The 40 days and 40 nights of lent are generally seen, in its most modern form, as a period of time to give up our life vices in exchange for….well not in exchange for anything, just to see if we are up for the challenge. (I hasten to add, obviously for the more religious, there is actually a point but us agnostic/atheist people just wanted to hop on the bandwagon.) In my younger years of 15 or 16 I once, successfully, gave up my vice of MSN for lent. Another, I rather less successfully, gave up chocolate. A couple years ago I participated in a different kind of lent where you spent 40 days and 40 nights simply doing kind things, or things that made you feel good. Apparently throughout all the other years I deemed myself too damn perfect to give anything up. Nonetheless, in the year circa 2006, my MSN fast was strangely a more positive experience than I had anticipated. Rather than scurrying home from school to chat to friends who I had seen 5 minutes prior, I spoke to my mother, socialised in person and if I wanted to catch up I sent emails or called my friends. I actually….communicated?! During the whole of the 40 days my inbox would be full of funny, private, personal messages and I spent so much more time constructing my emails. Our conversations were no longer based on infantile banter of ‘lol’ and emoticons. Despite the fact that I went straight back to using MSN after the 40 days were up, looking back, I realise that my contact with friends felt a lot more worthwhile when it was not constant and was not based on watching the little computer image of a pencil scribbling up and down as they typed.

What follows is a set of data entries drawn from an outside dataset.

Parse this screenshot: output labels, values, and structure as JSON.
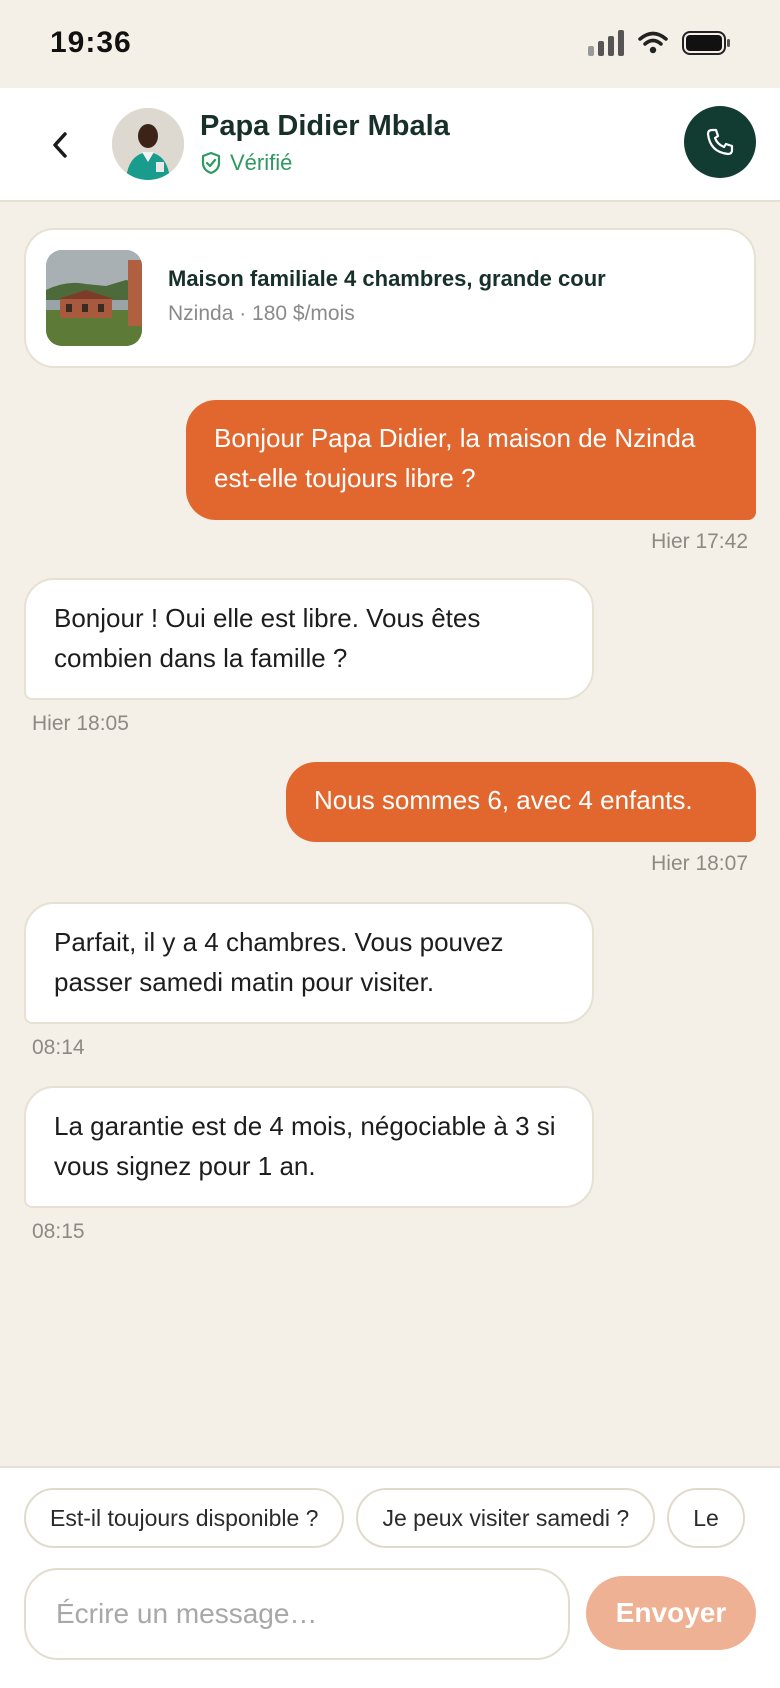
{
  "status_bar": {
    "time": "19:36"
  },
  "header": {
    "back_icon": "chevron-left-icon",
    "contact_name": "Papa Didier Mbala",
    "verified_label": "Vérifié",
    "call_icon": "phone-icon"
  },
  "listing": {
    "title": "Maison familiale 4 chambres, grande cour",
    "subtitle": "Nzinda · 180 $/mois"
  },
  "messages": [
    {
      "direction": "out",
      "text": "Bonjour Papa Didier, la maison de Nzinda est-elle toujours libre ?",
      "time": "Hier 17:42"
    },
    {
      "direction": "in",
      "text": "Bonjour ! Oui elle est libre. Vous êtes combien dans la famille ?",
      "time": "Hier 18:05"
    },
    {
      "direction": "out",
      "text": "Nous sommes 6, avec 4 enfants.",
      "time": "Hier 18:07"
    },
    {
      "direction": "in",
      "text": "Parfait, il y a 4 chambres. Vous pouvez passer samedi matin pour visiter.",
      "time": "08:14"
    },
    {
      "direction": "in",
      "text": "La garantie est de 4 mois, négociable à 3 si vous signez pour 1 an.",
      "time": "08:15"
    }
  ],
  "quick_replies": [
    "Est-il toujours disponible ?",
    "Je peux visiter samedi ?",
    "Le"
  ],
  "composer": {
    "placeholder": "Écrire un message…",
    "send_label": "Envoyer"
  },
  "colors": {
    "accent": "#e2672f",
    "brand_dark": "#123c31",
    "verified": "#2e9a62",
    "send_disabled": "#efb193",
    "background": "#f4f0e8"
  }
}
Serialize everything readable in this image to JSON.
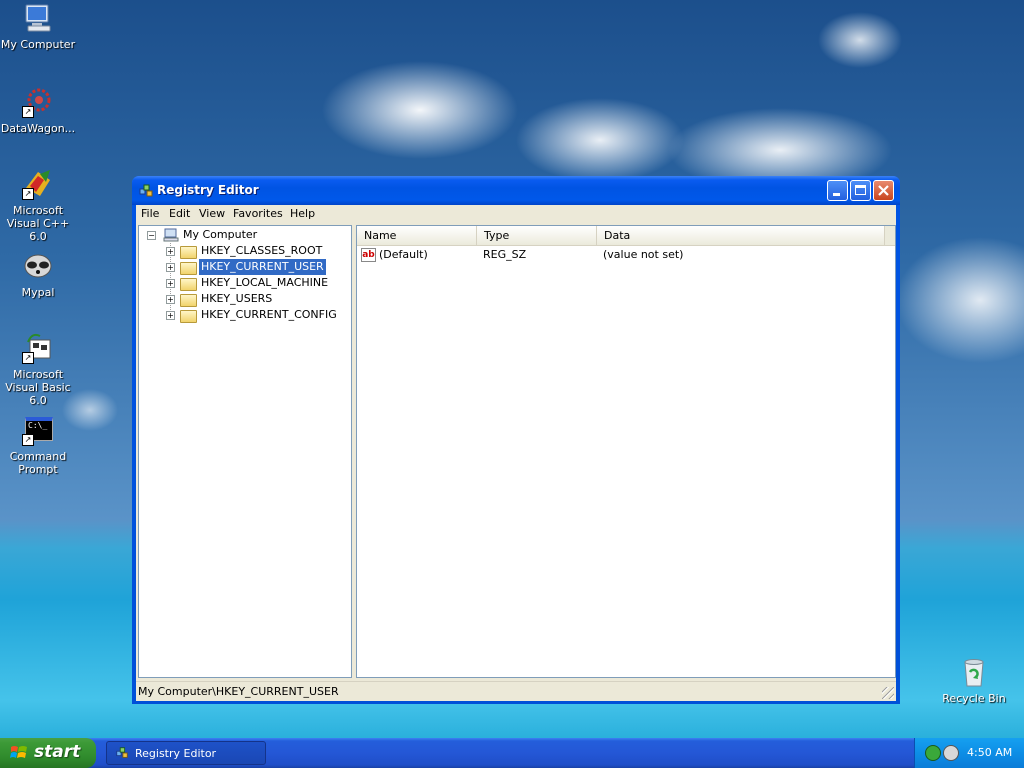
{
  "desktop": {
    "icons": [
      {
        "label": "My Computer"
      },
      {
        "label": "DataWagon..."
      },
      {
        "label": "Microsoft Visual C++ 6.0"
      },
      {
        "label": "Mypal"
      },
      {
        "label": "Microsoft Visual Basic 6.0"
      },
      {
        "label": "Command Prompt"
      },
      {
        "label": "Recycle Bin"
      }
    ],
    "cmd_text": "C:\\_"
  },
  "window": {
    "title": "Registry Editor",
    "menu": [
      "File",
      "Edit",
      "View",
      "Favorites",
      "Help"
    ],
    "tree": {
      "root": "My Computer",
      "expander_collapsed": "+",
      "expander_expanded": "−",
      "keys": [
        "HKEY_CLASSES_ROOT",
        "HKEY_CURRENT_USER",
        "HKEY_LOCAL_MACHINE",
        "HKEY_USERS",
        "HKEY_CURRENT_CONFIG"
      ],
      "selected_index": 1
    },
    "list": {
      "columns": [
        "Name",
        "Type",
        "Data"
      ],
      "rows": [
        {
          "icon": "ab",
          "name": "(Default)",
          "type": "REG_SZ",
          "data": "(value not set)"
        }
      ]
    },
    "status": "My Computer\\HKEY_CURRENT_USER"
  },
  "taskbar": {
    "start_label": "start",
    "tasks": [
      {
        "label": "Registry Editor"
      }
    ],
    "clock": "4:50 AM"
  },
  "colors": {
    "selection": "#316ac5",
    "titlebar": "#0054e3",
    "start_button": "#3c9a37"
  }
}
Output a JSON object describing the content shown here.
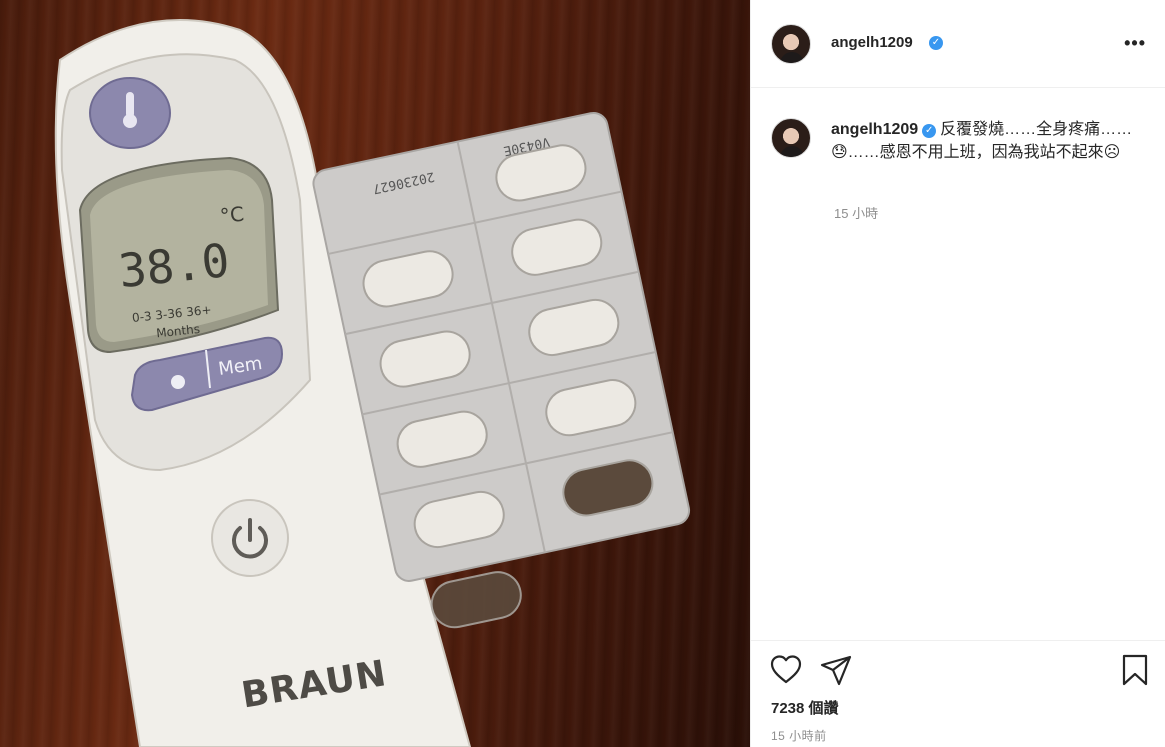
{
  "post": {
    "username": "angelh1209",
    "caption_text": "反覆發燒……全身疼痛……😓……感恩不用上班，因為我站不起來☹",
    "caption_time": "15 小時",
    "likes_text": "7238 個讚",
    "post_time": "15 小時前"
  },
  "photo": {
    "thermometer_reading": "38.0",
    "thermometer_unit": "°C",
    "mem_label": "Mem",
    "brand_label": "BRAUN",
    "age_groups": "0-3  3-36  36+",
    "months_label": "Months",
    "blister_code": "20230627",
    "blister_code_b": "V0430E"
  },
  "icons": {
    "more": "more-options-icon",
    "like": "heart-icon",
    "share": "paper-plane-icon",
    "save": "bookmark-icon",
    "verified": "verified-badge-icon"
  },
  "colors": {
    "verified": "#3897f0",
    "secondary_text": "#8e8e8e",
    "primary_text": "#262626"
  }
}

So, learning from my 16 year old self, I have decided it is time to have a facebook fast. I have signed off, removed my app shortcut from my phone and have reverted back to simply using my phone to get in touch with people…and twitter. During the next 4o days I have no intention of signing back in to check the gossip or whatever is going on in my constantly updating newsfeed and instead I have every intention of actually….communicating?!It was also be a wonderful experiment to test just how much happier I will feel when the few weeks are up. No longer will I look at all the things that pissed me off in my previous rant and perhaps I might feel happy with my lot in life after I’ve stopped comparing it to everybody else’s.

That said…I’ll get back to you when I’ve had enough of staring at my phone praying for it to ring.